Published On: Mon, Jun 17th, 2019

Fleetwood Mac LIVE REVIEW: Stevie Nicks and co at Wembley Stadium | Music | Entertainment


When a band, especially a multi-platinum selling one, suddenly announce a radical change to their line up more than eyebrows are raised heavenward in confusion, despair and hope.

However, being a band used to dealing with their own much publicised controversies and self-destructive tendencies, it was of immense interest to see how replacing the creative genius of main songwriter and performer Lindsay Buckingham with two musicians of impeccable pedigree would play out.

Recruiting the songwriting talents of Crowded House’s Neil Finn and the sonic skill-set of former Tom Petty band guitarist Mike Campbell: Stevie Nicks, Mick Fleetwood, John McVie and Christine McVie pretty much played a masterstroke based on tonight’s re-assuring ear soothing evidence.

Taking to the stage, raised above the hallowed turf in this colosseum to football, The Chain rattled defiantly out of the speakers winning over the expectant and curious crowd.

Neil Finn sang Buckingham’s part as though he wrote and completely owned it. With Campbell confidently rolling out the riffs, the new boys slotted into the Mac fold with ease as John McVie purred out the most recognisable bass motif in recording history.

Introducing follow up hit tune Tell Me Lies, Nicks revealed that, “this is a big night for us” – being the bands first show in the UK for a considerable time – as Christine McVie delivered one of her many beautiful performances of the evening. This is the lady who wrote most of the band’s cherished and sublime big chart hits including a stadium cheering Everywhere.

Weaving and spinning around the stage in her black couture drapery, below a chandelier and a backdrop film of silhouetted dancers, Stevie Nicks mesmerised the full stadium with a transcendent Dreams.

Her voice, now lower in register, gives an extra emotional edge to her classic songs. And to the joy of the many Nicks inspired ladies in the stands, she further entranced on a spellbinding Rhiannon, Gypsy and a stunning Gold Dust Woman.

Any doubts about how Finn would fit in were further dispelled as he excelled singing and dancing around the stage to Second Hand News. His voice mixed in naturally on Buckingham’s songs as he traded vocals with Nicks; as Monday Morning also re-affirmed later in the set.

And what of ex Petty guitar-slinger Mike Campbell? Taking the lead vocal and the sound back to the group’s early blues years, he chugged out the portentous riff to Peter Green back in the day hit Oh Well commanding this ominous tune in incendiary fashion.

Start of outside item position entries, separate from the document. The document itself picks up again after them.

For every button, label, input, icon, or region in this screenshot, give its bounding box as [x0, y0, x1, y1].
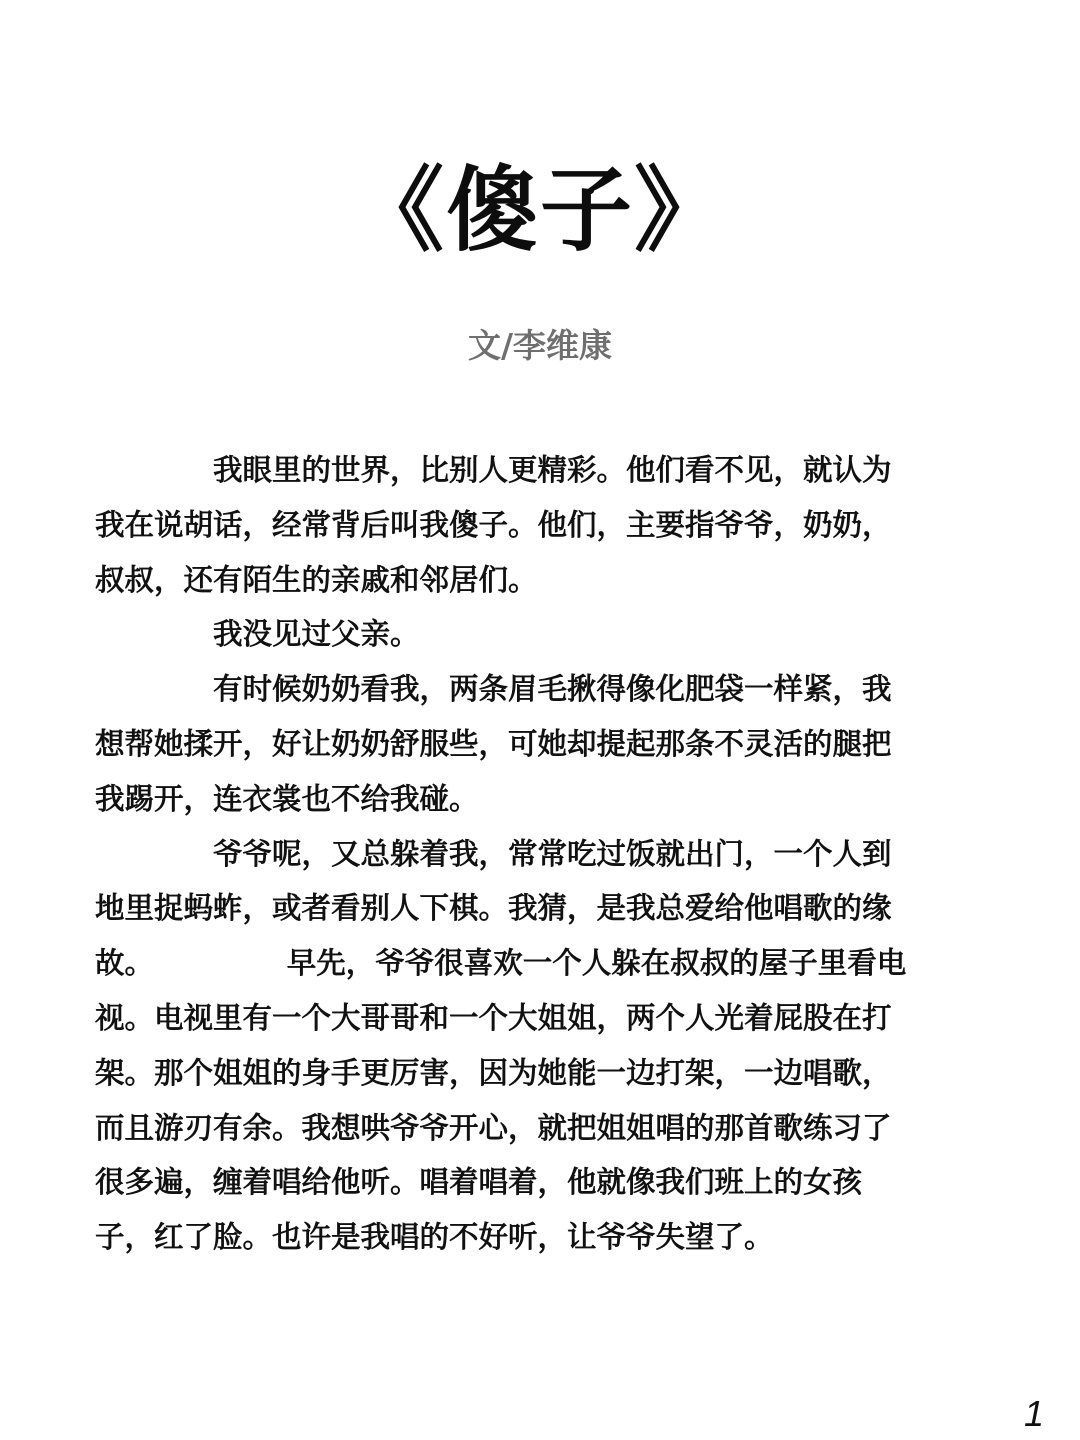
text-line: 而且游刃有余。我想哄爷爷开心，就把姐姐唱的那首歌练习了 [95, 1110, 892, 1145]
text-line: 视。电视里有一个大哥哥和一个大姐姐，两个人光着屁股在打 [95, 1000, 892, 1035]
author-byline: 文/李维康 [467, 326, 613, 365]
text-line: 故。 早先，爷爷很喜欢一个人躲在叔叔的屋子里看电 [95, 946, 907, 981]
text-line: 叔叔，还有陌生的亲戚和邻居们。 [95, 562, 538, 597]
text-line: 有时候奶奶看我，两条眉毛揪得像化肥袋一样紧，我 [95, 672, 892, 707]
text-line: 我眼里的世界，比别人更精彩。他们看不见，就认为 [95, 453, 892, 487]
text-line: 想帮她揉开，好让奶奶舒服些，可她却提起那条不灵活的腿把 [95, 726, 892, 761]
body-text [95, 443, 985, 1265]
text-line: 子，红了脸。也许是我唱的不好听，让爷爷失望了。 [95, 1220, 774, 1255]
document-title: 《傻子》 [351, 156, 728, 264]
text-line: 架。那个姐姐的身手更厉害，因为她能一边打架，一边唱歌， [95, 1055, 892, 1090]
text-line: 爷爷呢，又总躲着我，常常吃过饭就出门，一个人到 [95, 836, 892, 871]
page-number: 1 [1023, 1393, 1044, 1434]
text-line: 我踢开，连衣裳也不给我碰。 [95, 781, 479, 816]
text-line: 我没见过父亲。 [95, 617, 420, 652]
text-line: 很多遍，缠着唱给他听。唱着唱着，他就像我们班上的女孩 [95, 1165, 863, 1200]
text-line: 地里捉蚂蚱，或者看别人下棋。我猜，是我总爱给他唱歌的缘 [95, 891, 892, 926]
text-line: 我在说胡话，经常背后叫我傻子。他们，主要指爷爷，奶奶， [95, 507, 892, 542]
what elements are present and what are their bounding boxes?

Slipping in another Green original, Nicks and McVie held supernatural court on a bluesy Black Magic Woman. McVie revealed her keyboard chops with a definitive electric piano solo straight out of the early 1970s blues rock book.

Finn’s Crowded House hit Don’t Dream It’s Over produced a stadium illuminated by mobile phone lights.

And a touching Tom Petty tribute encore of Free Fallin’, found a clearly emotional Nicks pouring out her heart to a backdrop montage of Tom Petty pictures. Poignant given her big hit with Petty on Stop Draggin’ My Heart Around.

Notwithstanding the interminable overlong drum solo by skins-man extraordinaire Mick Fleetwood, by the time final song Don’t Stop pumped out of the surround sound speaker system, the whole stadium was ready to go their own collective way all over again with an upcoming second show at this stadium of dreams.

They thought it was all over, but tonight Fleetwood Mac played a blinder.